A textbook example of something left unfinished is relationships that have “fizzled out.” Especially at Andover, where everyone lives in close proximity, friendships are made and strengthened quickly due to the sheer amount of time we spend with one another. But as quickly as friendships or other relationships can form, some do not last in the long term. When those bonds fray — or just quietly dissolve — what gets left behind often isn’t even fury or sorrow, but musings on what went wrong. Could I have said something differently? Should I have reached out one more time? Such questions linger within you, trailing behind you in your classes.
This spring, I’ve done a lot of thinking about what it’d be like if we could simply forget all the relationships that fizzled out. There’s a special kind of pain that comes with remembering people who were once such a big part of your life — and now, aren’t. Not because something dramatic happened, not because of a fight or a clear ending, but because things just… faded. Maybe you stopped trying. Maybe they did. Maybe life just kept moving, and you both stopped showing up in each other’s stories. The real question attached to this pain is: would it be better if we could just get rid of the painful memories we keep from past relationships? The ultimate answer is no. Forgetting can feel like a relief in the moment, but with time it’s clear that easy escapes like this are harmful–forgetting doesn’t free us, it robs us. It steals not only the pain but the meaning and depth behind our memories and our opportunities to grow and shape our identity. Avoiding discomfort might feel easier in the short term, but it leaves us emotionally hollow in the long term — less resilient, and reliant on incinerating every uncomfortable experience down a mental hatch.
And in many cases, someone’s inability to let go of something unfinished stems not from a lack of discipline but from holding onto memories and seeking comfort in nostalgia. We don’t just cling to the thing itself, but rather the memory of it: it’s as though we’re recalling a familiar movie scene — holding onto who we were and what we felt like in that moment. This can become a source of comfort or a familiar space to come back to when reality feels too uncertain or foreign. But nostalgia at the end of the day is just selective memory, soft around the edges, filtering out hard truths and leaving us longing for a version of the past. And while there’s nothing innately wrong with remembering the past, problems arise when we allow those memories to obscure the reality of our current moment. Many circumstances fall beyond our control. Living your life in the past, unable to move on, won’t offer closure, peace, or a solution, only impede you from enjoying the present.

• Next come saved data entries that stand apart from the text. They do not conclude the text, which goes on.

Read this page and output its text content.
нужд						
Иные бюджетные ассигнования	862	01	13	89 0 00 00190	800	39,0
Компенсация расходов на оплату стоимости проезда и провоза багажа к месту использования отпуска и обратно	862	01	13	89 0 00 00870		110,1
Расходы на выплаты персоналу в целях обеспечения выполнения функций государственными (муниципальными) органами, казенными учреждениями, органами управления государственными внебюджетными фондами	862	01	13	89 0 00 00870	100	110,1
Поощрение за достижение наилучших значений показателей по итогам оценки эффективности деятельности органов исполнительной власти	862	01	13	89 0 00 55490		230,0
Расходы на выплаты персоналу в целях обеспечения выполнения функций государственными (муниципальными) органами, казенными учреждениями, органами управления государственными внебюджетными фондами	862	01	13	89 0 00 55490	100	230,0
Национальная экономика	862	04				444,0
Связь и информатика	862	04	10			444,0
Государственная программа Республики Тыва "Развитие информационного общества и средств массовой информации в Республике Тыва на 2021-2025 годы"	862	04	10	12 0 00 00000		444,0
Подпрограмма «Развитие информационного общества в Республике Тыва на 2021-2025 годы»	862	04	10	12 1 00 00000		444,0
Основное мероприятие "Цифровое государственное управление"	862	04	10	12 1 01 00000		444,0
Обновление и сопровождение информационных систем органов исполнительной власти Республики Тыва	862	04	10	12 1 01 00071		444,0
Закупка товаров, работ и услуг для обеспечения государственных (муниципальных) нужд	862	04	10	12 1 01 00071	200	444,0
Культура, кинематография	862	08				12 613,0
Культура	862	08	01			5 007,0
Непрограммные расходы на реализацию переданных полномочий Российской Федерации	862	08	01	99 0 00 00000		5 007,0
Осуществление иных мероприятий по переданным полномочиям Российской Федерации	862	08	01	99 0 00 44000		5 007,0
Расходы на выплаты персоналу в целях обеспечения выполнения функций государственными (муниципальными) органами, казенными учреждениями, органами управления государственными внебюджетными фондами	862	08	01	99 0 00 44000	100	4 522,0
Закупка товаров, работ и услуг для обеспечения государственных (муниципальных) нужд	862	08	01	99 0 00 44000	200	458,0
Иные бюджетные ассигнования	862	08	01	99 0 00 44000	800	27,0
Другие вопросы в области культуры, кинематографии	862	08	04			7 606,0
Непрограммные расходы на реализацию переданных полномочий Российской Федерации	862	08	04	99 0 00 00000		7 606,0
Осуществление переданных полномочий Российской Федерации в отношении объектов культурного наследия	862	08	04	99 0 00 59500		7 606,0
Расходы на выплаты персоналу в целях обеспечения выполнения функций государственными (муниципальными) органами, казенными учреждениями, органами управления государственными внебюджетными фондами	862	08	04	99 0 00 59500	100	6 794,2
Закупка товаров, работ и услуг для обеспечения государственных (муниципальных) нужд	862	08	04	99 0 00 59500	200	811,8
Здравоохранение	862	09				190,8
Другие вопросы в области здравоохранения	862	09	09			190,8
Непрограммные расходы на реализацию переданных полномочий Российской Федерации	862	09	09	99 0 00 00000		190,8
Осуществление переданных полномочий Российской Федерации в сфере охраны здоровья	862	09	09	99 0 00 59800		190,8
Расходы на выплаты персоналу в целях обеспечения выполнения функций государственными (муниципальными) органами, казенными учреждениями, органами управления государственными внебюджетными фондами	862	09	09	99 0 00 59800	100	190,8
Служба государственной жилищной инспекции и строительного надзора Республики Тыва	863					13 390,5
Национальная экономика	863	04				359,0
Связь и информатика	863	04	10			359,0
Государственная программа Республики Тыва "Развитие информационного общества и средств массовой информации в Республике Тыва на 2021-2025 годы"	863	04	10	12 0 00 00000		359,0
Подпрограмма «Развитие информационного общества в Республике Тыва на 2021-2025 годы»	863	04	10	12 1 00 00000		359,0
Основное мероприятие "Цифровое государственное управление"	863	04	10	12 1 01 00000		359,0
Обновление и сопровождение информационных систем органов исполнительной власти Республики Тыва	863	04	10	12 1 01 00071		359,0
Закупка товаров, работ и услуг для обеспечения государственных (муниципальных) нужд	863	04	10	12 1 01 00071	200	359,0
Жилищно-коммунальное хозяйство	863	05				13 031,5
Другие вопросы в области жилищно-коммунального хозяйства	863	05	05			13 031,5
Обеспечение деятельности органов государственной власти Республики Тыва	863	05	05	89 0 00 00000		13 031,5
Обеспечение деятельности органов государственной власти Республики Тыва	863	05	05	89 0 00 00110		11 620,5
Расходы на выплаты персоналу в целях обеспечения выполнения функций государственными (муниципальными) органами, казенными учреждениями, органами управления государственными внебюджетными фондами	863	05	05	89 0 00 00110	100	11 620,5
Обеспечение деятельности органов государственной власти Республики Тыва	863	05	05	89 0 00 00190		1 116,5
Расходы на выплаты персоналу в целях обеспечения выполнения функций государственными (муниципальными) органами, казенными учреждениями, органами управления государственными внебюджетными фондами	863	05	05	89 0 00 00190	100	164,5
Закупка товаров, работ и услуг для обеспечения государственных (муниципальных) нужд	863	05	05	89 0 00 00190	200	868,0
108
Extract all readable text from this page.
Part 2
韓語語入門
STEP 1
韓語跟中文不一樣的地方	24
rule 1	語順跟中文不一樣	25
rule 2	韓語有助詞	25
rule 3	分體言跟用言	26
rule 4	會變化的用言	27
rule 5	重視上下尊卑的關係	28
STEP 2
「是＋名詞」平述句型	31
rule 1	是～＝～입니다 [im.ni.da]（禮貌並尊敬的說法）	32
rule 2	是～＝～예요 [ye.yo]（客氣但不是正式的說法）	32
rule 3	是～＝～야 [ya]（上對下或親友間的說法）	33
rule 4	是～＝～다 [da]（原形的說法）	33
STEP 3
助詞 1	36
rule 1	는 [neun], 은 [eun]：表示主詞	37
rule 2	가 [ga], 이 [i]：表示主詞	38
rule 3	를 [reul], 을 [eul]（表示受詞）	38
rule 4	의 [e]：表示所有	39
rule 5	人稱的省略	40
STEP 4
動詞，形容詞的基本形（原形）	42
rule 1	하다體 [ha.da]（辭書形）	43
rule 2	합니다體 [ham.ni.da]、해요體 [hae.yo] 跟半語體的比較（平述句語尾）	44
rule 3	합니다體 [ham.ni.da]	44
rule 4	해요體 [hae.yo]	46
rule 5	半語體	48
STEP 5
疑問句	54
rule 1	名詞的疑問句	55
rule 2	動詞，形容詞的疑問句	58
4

Maybe the key then isn’t to forget or to obsess — but to hold space for what once was while acknowledging that unfinished business doesn’t have to feel like a burden we drag with us constantly. A friendship that slowly faded from your life can still leave memories that you’ll smile at late — that doesn’t mean you need to reach out or try to make amends — you can let go while still appreciating consciously the beauty of what you once had. Letting go isn’t about erasing the past, but about making peace with it.
Obviously, however, letting go of something that was once important in your life will not be a linear or simple process. However, as bittersweet as it sounds, maybe there’s a poetic beauty in acknowledging that a certain event in your life was only meant to last for a moment. Sometimes, the value of something is rooted not in its permanence but in its ability to teach us something in the time we had with it, and this fleeting, temporary nature can make that all the more meaningful. We live in a world that loves happy, definitive endings — and rightfully so — but not every story is meant to be tied up neatly with a bow. Open-ended closings will always exist, and that’s okay. Remembering these things is okay and can be wonderful, but at the same time, nostalgia is just that — a longing for the past. We can’t afford to live in it.